Pronouns badges can help other people learn and remember which pronouns to call you by. You could wear a badge, jewelry, accessory, or piece of clothing with your pronouns written on it. You can use craft materials to create your own badge, or you can buy one from craft workers.
Physical badges[edit | edit source]
There are many places you can buy physical pronoun badges from online.
- CwtshPride makes pronoun pins and lots of various feminist badges.
- Non-Newtonian Gender Fluid makes adhesive labels and pin-back badges that look like common "Hello My Name Is" stickers, but below your name, you have your pronouns. This can suit you if you want to remind people of your new name as well as your new pronouns. If you use a wet erase pen on the pin-back badges, you can change your name and pronouns as often as you need.

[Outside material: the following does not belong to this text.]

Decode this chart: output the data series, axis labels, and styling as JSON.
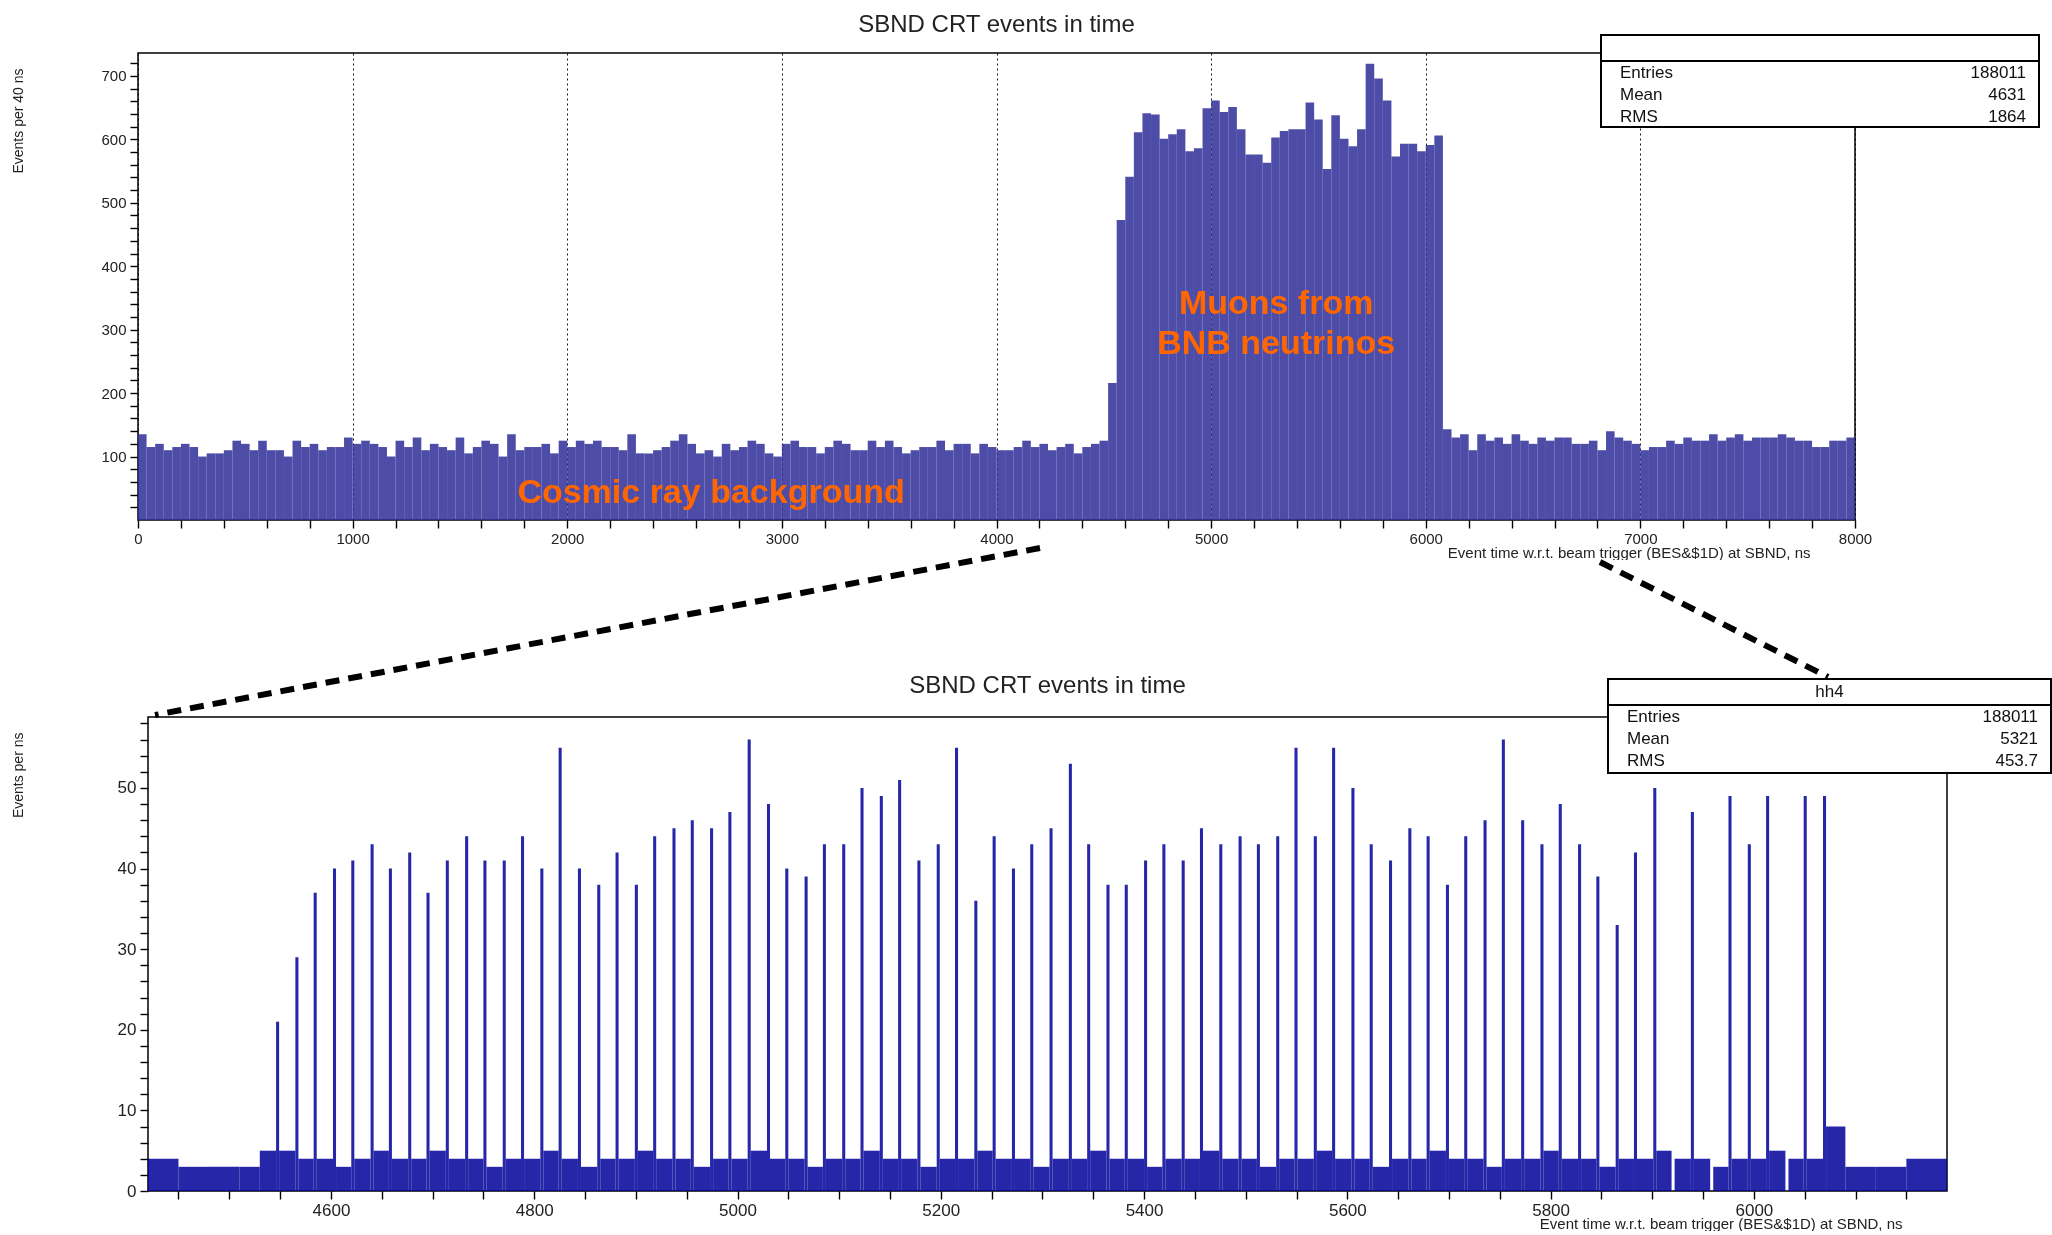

- Spacerobot Studio makes necklaces that have charms that you can flip over to show your current pronoun. This can suit you if you change your pronouns very often, because of being genderfluid, or just experimenting with what pronouns you like best.
- Hat's More Like It, and CometBirthmark make hand-knit hats with big pronouns on them.

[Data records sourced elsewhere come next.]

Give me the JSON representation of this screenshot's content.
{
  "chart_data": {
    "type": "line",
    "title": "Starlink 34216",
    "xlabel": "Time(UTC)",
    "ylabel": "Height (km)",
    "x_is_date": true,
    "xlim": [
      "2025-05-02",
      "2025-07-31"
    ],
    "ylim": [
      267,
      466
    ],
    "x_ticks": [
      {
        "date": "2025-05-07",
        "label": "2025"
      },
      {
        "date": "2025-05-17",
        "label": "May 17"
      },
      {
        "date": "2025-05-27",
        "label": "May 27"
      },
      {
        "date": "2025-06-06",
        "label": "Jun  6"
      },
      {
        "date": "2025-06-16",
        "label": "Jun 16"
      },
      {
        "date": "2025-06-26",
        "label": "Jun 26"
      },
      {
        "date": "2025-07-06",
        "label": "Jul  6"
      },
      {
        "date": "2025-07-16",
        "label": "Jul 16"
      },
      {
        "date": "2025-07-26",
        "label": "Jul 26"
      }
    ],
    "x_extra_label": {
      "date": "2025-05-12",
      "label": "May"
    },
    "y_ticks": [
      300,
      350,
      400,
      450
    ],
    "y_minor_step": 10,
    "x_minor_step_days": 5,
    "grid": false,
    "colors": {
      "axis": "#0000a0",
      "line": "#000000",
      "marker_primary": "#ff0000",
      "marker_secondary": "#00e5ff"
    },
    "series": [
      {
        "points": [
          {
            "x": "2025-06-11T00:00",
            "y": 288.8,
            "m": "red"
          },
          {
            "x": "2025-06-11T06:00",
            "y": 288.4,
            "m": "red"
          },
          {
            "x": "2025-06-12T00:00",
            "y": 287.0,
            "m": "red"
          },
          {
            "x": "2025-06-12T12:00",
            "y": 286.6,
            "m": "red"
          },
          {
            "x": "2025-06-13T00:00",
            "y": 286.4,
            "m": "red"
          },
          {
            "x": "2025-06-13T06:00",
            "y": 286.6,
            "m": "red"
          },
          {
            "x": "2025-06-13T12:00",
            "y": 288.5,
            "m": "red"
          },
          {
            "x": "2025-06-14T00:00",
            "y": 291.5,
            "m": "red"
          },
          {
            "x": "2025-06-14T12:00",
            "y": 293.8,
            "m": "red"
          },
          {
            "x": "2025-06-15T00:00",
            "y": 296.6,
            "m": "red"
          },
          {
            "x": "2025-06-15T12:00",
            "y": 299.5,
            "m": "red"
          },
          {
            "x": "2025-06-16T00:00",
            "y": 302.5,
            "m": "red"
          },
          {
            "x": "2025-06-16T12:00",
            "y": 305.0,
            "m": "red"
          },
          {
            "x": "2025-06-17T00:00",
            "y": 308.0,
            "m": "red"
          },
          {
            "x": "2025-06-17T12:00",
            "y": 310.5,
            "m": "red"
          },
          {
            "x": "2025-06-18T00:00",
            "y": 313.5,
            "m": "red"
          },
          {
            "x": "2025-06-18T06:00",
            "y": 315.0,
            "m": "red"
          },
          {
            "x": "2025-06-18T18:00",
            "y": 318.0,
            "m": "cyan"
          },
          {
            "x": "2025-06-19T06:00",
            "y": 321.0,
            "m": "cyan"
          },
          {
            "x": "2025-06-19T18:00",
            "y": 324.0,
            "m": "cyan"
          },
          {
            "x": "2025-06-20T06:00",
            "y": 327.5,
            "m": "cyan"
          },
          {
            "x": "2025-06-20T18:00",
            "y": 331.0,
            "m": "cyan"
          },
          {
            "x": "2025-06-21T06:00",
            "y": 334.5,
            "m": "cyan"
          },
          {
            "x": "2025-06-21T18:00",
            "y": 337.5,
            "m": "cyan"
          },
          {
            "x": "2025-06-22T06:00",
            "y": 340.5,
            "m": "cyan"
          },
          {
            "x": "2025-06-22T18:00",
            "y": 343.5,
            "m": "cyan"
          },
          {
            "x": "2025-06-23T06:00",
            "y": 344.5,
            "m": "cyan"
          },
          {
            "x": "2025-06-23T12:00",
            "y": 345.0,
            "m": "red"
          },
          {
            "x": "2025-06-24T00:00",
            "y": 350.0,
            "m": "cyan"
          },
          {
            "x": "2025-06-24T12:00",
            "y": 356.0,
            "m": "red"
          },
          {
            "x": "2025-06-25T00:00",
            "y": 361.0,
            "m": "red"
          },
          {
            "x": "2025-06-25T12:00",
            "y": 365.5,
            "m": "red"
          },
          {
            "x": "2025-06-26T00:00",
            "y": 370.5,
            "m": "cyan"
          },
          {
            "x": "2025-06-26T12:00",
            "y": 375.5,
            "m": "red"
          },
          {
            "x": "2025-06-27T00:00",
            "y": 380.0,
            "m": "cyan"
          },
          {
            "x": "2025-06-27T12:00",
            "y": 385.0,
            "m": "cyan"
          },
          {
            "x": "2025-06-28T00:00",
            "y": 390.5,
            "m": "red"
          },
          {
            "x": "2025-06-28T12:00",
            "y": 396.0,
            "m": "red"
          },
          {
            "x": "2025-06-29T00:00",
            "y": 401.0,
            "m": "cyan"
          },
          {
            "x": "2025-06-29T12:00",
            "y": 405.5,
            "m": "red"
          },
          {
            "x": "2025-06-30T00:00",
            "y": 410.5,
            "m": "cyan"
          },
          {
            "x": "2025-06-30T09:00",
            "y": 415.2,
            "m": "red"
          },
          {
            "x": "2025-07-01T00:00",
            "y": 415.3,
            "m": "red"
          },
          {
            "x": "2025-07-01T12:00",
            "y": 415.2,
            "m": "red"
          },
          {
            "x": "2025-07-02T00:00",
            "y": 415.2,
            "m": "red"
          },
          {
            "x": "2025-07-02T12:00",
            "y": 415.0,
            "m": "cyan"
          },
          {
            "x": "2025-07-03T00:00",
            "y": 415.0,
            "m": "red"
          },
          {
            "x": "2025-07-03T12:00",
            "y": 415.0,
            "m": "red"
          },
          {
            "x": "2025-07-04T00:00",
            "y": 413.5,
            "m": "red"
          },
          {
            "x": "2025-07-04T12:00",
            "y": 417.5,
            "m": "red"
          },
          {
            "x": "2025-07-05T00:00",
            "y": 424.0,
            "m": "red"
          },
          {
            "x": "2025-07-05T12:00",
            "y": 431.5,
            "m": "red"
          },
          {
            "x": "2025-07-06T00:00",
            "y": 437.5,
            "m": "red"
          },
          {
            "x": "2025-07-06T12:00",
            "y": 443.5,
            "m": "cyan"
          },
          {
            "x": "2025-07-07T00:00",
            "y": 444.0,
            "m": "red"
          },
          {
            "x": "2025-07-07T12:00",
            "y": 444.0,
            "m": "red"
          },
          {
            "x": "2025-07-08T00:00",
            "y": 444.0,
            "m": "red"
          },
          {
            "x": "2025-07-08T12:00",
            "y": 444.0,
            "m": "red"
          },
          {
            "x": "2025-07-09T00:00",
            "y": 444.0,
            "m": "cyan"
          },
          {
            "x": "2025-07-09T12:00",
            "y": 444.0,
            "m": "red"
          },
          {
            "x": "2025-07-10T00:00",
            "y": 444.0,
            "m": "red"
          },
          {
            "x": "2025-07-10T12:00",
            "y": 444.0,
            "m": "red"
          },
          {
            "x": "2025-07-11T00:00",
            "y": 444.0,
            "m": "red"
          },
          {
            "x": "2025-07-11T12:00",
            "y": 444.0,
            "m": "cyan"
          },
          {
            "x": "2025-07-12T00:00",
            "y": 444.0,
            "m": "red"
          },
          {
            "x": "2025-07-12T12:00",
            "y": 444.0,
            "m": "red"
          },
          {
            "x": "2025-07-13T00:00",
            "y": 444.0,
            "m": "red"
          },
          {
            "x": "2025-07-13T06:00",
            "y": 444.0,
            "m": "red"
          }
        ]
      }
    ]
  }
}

The above list gives only a few examples of those who sell pronouns you can wear. If you search for "pronouns" on Etsy.com or Storenvy.com, you will likely find your pronouns on things by many more makers. You can find many who make printed pin-back badges, as well as punk-style hand-embroidered patches. Take some time to browse and find a badge that really says you. For an easy comparison, see a collection of many sellers that make pronoun accessories and clothing on the Wear Your Pronouns pinboard. To keep it short and not overwhelming, the pinboard shows only one or two pictures for each seller.
Virtual badges[edit | edit source]You can also wear a virtual badge by writing your pronouns in your profiles on the Internet. Although this may have started with nonbinary folks, it is becoming common practice for transgender and cisgender people alike to put their pronouns in their Internet profiles. Here is a made-up example of a Twitter profile that gives pronouns:
Mx Morgan Doe
Liberal Arts major, author. 23. Nonbinary. Pronouns: they, them, their, theirs, themself.

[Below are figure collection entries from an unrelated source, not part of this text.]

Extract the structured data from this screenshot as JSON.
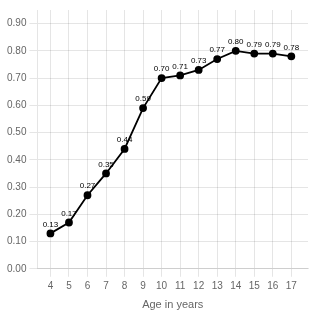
{
  "chart_data": {
    "type": "line",
    "xlabel": "Age in years",
    "x": [
      4,
      5,
      6,
      7,
      8,
      9,
      10,
      11,
      12,
      13,
      14,
      15,
      16,
      17
    ],
    "values": [
      0.13,
      0.17,
      0.27,
      0.35,
      0.44,
      0.59,
      0.7,
      0.71,
      0.73,
      0.77,
      0.8,
      0.79,
      0.79,
      0.78
    ],
    "value_labels": [
      "0.13",
      "0.17",
      "0.27",
      "0.35",
      "0.44",
      "0.59",
      "0.70",
      "0.71",
      "0.73",
      "0.77",
      "0.80",
      "0.79",
      "0.79",
      "0.78"
    ],
    "data_labels": true,
    "color": "#000000",
    "marker": "circle",
    "xlim": [
      3.3,
      17.9
    ],
    "xticks": [
      4,
      5,
      6,
      7,
      8,
      9,
      10,
      11,
      12,
      13,
      14,
      15,
      16,
      17
    ],
    "ylim": [
      0.0,
      0.95
    ],
    "yticks": [
      {
        "value": 0.0,
        "label": "0.00"
      },
      {
        "value": 0.1,
        "label": "0.10"
      },
      {
        "value": 0.2,
        "label": "0.20"
      },
      {
        "value": 0.3,
        "label": "0.30"
      },
      {
        "value": 0.4,
        "label": "0.40"
      },
      {
        "value": 0.5,
        "label": "0.50"
      },
      {
        "value": 0.6,
        "label": "0.60"
      },
      {
        "value": 0.7,
        "label": "0.70"
      },
      {
        "value": 0.8,
        "label": "0.80"
      },
      {
        "value": 0.9,
        "label": "0.90"
      }
    ],
    "grid": true
  }
}
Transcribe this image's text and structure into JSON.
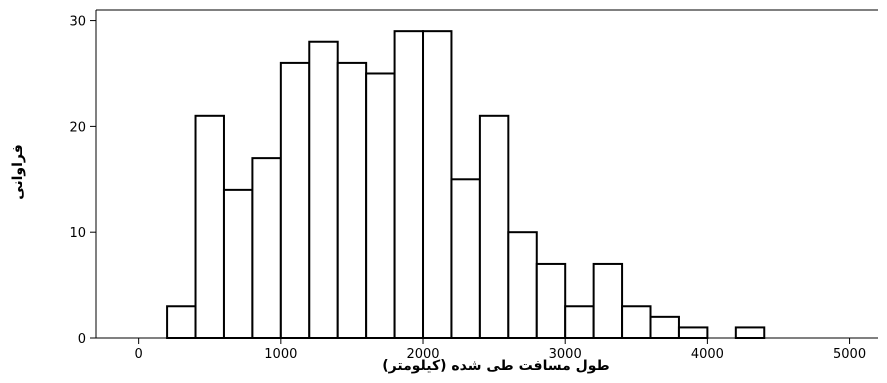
{
  "chart_data": {
    "type": "bar",
    "bin_width": 200,
    "bins": [
      {
        "start": 200,
        "end": 400,
        "value": 3
      },
      {
        "start": 400,
        "end": 600,
        "value": 21
      },
      {
        "start": 600,
        "end": 800,
        "value": 14
      },
      {
        "start": 800,
        "end": 1000,
        "value": 17
      },
      {
        "start": 1000,
        "end": 1200,
        "value": 26
      },
      {
        "start": 1200,
        "end": 1400,
        "value": 28
      },
      {
        "start": 1400,
        "end": 1600,
        "value": 26
      },
      {
        "start": 1600,
        "end": 1800,
        "value": 25
      },
      {
        "start": 1800,
        "end": 2000,
        "value": 29
      },
      {
        "start": 2000,
        "end": 2200,
        "value": 29
      },
      {
        "start": 2200,
        "end": 2400,
        "value": 15
      },
      {
        "start": 2400,
        "end": 2600,
        "value": 21
      },
      {
        "start": 2600,
        "end": 2800,
        "value": 10
      },
      {
        "start": 2800,
        "end": 3000,
        "value": 7
      },
      {
        "start": 3000,
        "end": 3200,
        "value": 3
      },
      {
        "start": 3200,
        "end": 3400,
        "value": 7
      },
      {
        "start": 3400,
        "end": 3600,
        "value": 3
      },
      {
        "start": 3600,
        "end": 3800,
        "value": 2
      },
      {
        "start": 3800,
        "end": 4000,
        "value": 1
      },
      {
        "start": 4200,
        "end": 4400,
        "value": 1
      }
    ],
    "title": "",
    "xlabel": "طول مسافت طی شده (کیلومتر)",
    "ylabel": "فراوانی",
    "xlim": [
      -300,
      5200
    ],
    "ylim": [
      0,
      31
    ],
    "xticks": [
      0,
      1000,
      2000,
      3000,
      4000,
      5000
    ],
    "yticks": [
      0,
      10,
      20,
      30
    ],
    "xtick_labels": [
      "0",
      "1000",
      "2000",
      "3000",
      "4000",
      "5000"
    ],
    "ytick_labels": [
      "0",
      "10",
      "20",
      "30"
    ],
    "grid": false,
    "colors": {
      "bar_fill": "#ffffff",
      "bar_stroke": "#000000"
    }
  }
}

You can use the above example as a template for writing your own. If space is too limited to list all the forms of your pronoun, you can instead write only the nominative form of your pronoun ("Pronoun: they") or only the reflexive form ("Pronoun: themself"). The above example is also just right for the sidebar profile in sites such as Tumblr.com. On social networking web-sites that let you write longer profiles, you can tell more about your pronouns. For an example of how to write about them, use some traits from the template letter that is higher on this page. Limit your talk about your pronouns to a paragraph or two, at most.
In order to make it easier for people to put their pronouns in profiles with limited space, @morganastra and @thelseraphim created a web-site called Pronoun Island. Anyone can use it to create a link to a page that lists their pronouns and how to use them. For some pronouns that are built into the project, the web address is very short, so it's ideal for Twitter. People can also ask on Github for more pronouns to be added in the short form. If you want more flexibility, you could also try out Pronouny which is like a social network just for sharing pronouns and names (User:Falkirks made it).